No repeat of 2003: Obama says U.S. military role in Iraq will be minor
WASHINGTON – Barack Obama is offering a minor American military contribution to the Iraqi conflict with a caveat: the intervention won’t be a replay of 2003.
The U.S. president said Thursday he would send up to 300 military advisers and provide intelligence support for possible targeted strikes against a jihadist-backed Sunni insurgency.
Obama offered no guarantee of any air strikes. As for combat troops, he declared the idea a non-starter.
At a news conference, the president was asked how he could be sure he wasn’t tiptoeing back into a quagmire. America’s deadly involvement in Vietnam, after all, began with a team of military advisers.
“I think we always have to guard against mission creep,” he said.
“So let me repeat what I’ve said in the past: American combat troops are not going to be fighting in Iraq again.
“We do not have the ability to simply solve this problem by sending in tens of thousands of troops and committing the kinds of blood and treasure that has already been expended in Iraq. Ultimately, this is something that is going to have to be solved by the Iraqis.”
There are myriad signs of how much the American political climate has changed from a decade ago — with much less appetite for battle in Iraq.
This time, Dick Cheney’s voice is being drowned out.
The hawkish former vice-president who pushed for the 2003 invasion is calling again for increased engagement — only now he’s facing more hostility in public opinion, among former colleagues, and from usually friendly media.
Cheney even received a tongue-lashing during an appearance on Fox News.
“Time and time again, history has proven that you got it wrong as well in Iraq, sir,” was how Fox host Megyn Kelly opened an interview with the former vice-president.
“You said there was no doubt Saddam Hussein had weapons of mass destruction. You said we would be greeted as liberators. You said the Iraq insurgency was in its last throes back in 2005, and you said that after our intervention, extremists would have to, quote, ‘rethink their strategy of jihad.’
“Now, with almost $1 trillion dollars spent there, with almost 4,500 American lives lost there, what do you say to those who say you were so wrong about so much at the expense of so many?”

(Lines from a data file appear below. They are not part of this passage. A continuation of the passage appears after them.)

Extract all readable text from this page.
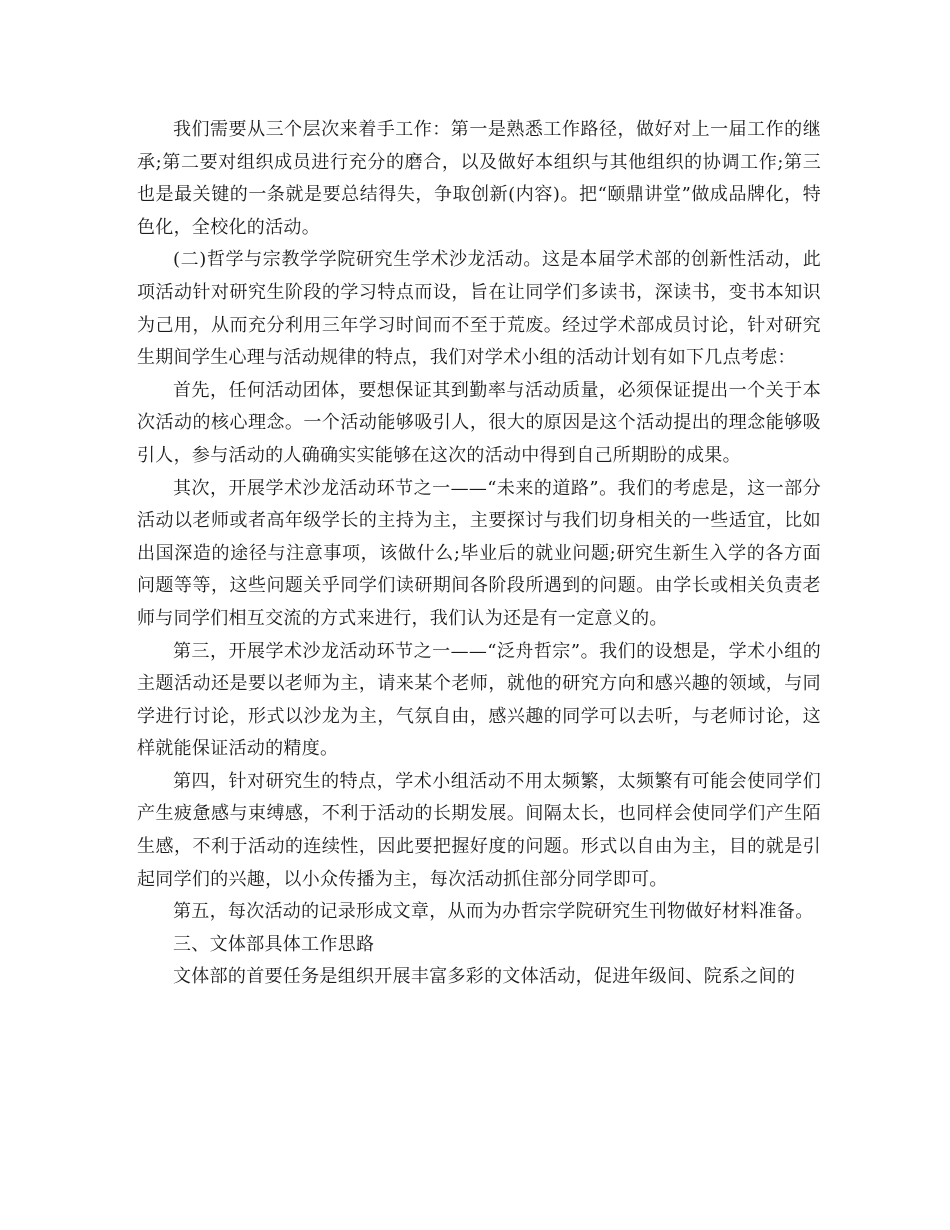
我们需要从三个层次来着手工作：第一是熟悉工作路径，做好对上一届工作的继承;第二要对组织成员进行充分的磨合，以及做好本组织与其他组织的协调工作;第三也是最关键的一条就是要总结得失，争取创新(内容)。把“颐鼎讲堂”做成品牌化，特色化，全校化的活动。

(二)哲学与宗教学学院研究生学术沙龙活动。这是本届学术部的创新性活动，此项活动针对研究生阶段的学习特点而设，旨在让同学们多读书，深读书，变书本知识为己用，从而充分利用三年学习时间而不至于荒废。经过学术部成员讨论，针对研究生期间学生心理与活动规律的特点，我们对学术小组的活动计划有如下几点考虑：

首先，任何活动团体，要想保证其到勤率与活动质量，必须保证提出一个关于本次活动的核心理念。一个活动能够吸引人，很大的原因是这个活动提出的理念能够吸引人，参与活动的人确确实实能够在这次的活动中得到自己所期盼的成果。

其次，开展学术沙龙活动环节之一——“未来的道路”。我们的考虑是，这一部分活动以老师或者高年级学长的主持为主，主要探讨与我们切身相关的一些适宜，比如出国深造的途径与注意事项，该做什么;毕业后的就业问题;研究生新生入学的各方面问题等等，这些问题关乎同学们读研期间各阶段所遇到的问题。由学长或相关负责老师与同学们相互交流的方式来进行，我们认为还是有一定意义的。

第三，开展学术沙龙活动环节之一——“泛舟哲宗”。我们的设想是，学术小组的主题活动还是要以老师为主，请来某个老师，就他的研究方向和感兴趣的领域，与同学进行讨论，形式以沙龙为主，气氛自由，感兴趣的同学可以去听，与老师讨论，这样就能保证活动的精度。

第四，针对研究生的特点，学术小组活动不用太频繁，太频繁有可能会使同学们产生疲惫感与束缚感，不利于活动的长期发展。间隔太长，也同样会使同学们产生陌生感，不利于活动的连续性，因此要把握好度的问题。形式以自由为主，目的就是引起同学们的兴趣，以小众传播为主，每次活动抓住部分同学即可。

第五，每次活动的记录形成文章，从而为办哲宗学院研究生刊物做好材料准备。

三、文体部具体工作思路

文体部的首要任务是组织开展丰富多彩的文体活动，促进年级间、院系之间的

Meanwhile, the architect of the Iraq troop surge in 2007, Gen. David Petraeus, warned during a U.K. appearance Thursday that the United States can’t act as the air force for a Shia militia.
The author of George Bush’s famous “axis of evil” phrase has also moved on. Former administration speech writer David Frum, a Canadian, penned a piece for the Atlantic this week titled, “Iraq Isn’t Ours to Save.”
A decade of war appeared to have taken a toll on public opinion.
Americans may be turning against Obama’s foreign policy in general, with one survey this week pegging support for his performance on international affairs at just 37 per cent, the lowest such score of his presidency.
But they might agree with him on Iraq.
According to a Public Policy poll, 74 per cent of Americans oppose sending troops into Iraq. At the same time it said 67 per cent support providing intelligence and supplies to the Iraqi government.
Couple with previously announced measures, Thursday’s action could put about 600 U.S. troops back on the ground in Iraq. The 300 military advisers, mainly Green Berets, will work out of joint operation centres in Baghdad and northern Iraq, to share intelligence and co-ordinate planning with Iraqi forces.
The U.S. is also moving military assets toward the region, in case it decides to launch “targeted and precise military action,” Obama said.
The president issued a pointed warning, meanwhile, for the Iraqi government, suggesting that the only way out of the current crisis was for the Shia-led government to involve Sunnis and Kurds in decision-making.
But he stopped short of calling for regime change. When asked whether Iraqi Prime Minister Nouri al-Maliki should resign, Obama replied:“It’s not the place for the United States to choose Iraq’s leaders.”
Canada has ruled out any military participation in the conflict.
It has withdrawn its only diplomat from the country and, unlike some other Western allies, it has also refrained from re-engaging next-door neighbour Iran amid the crisis.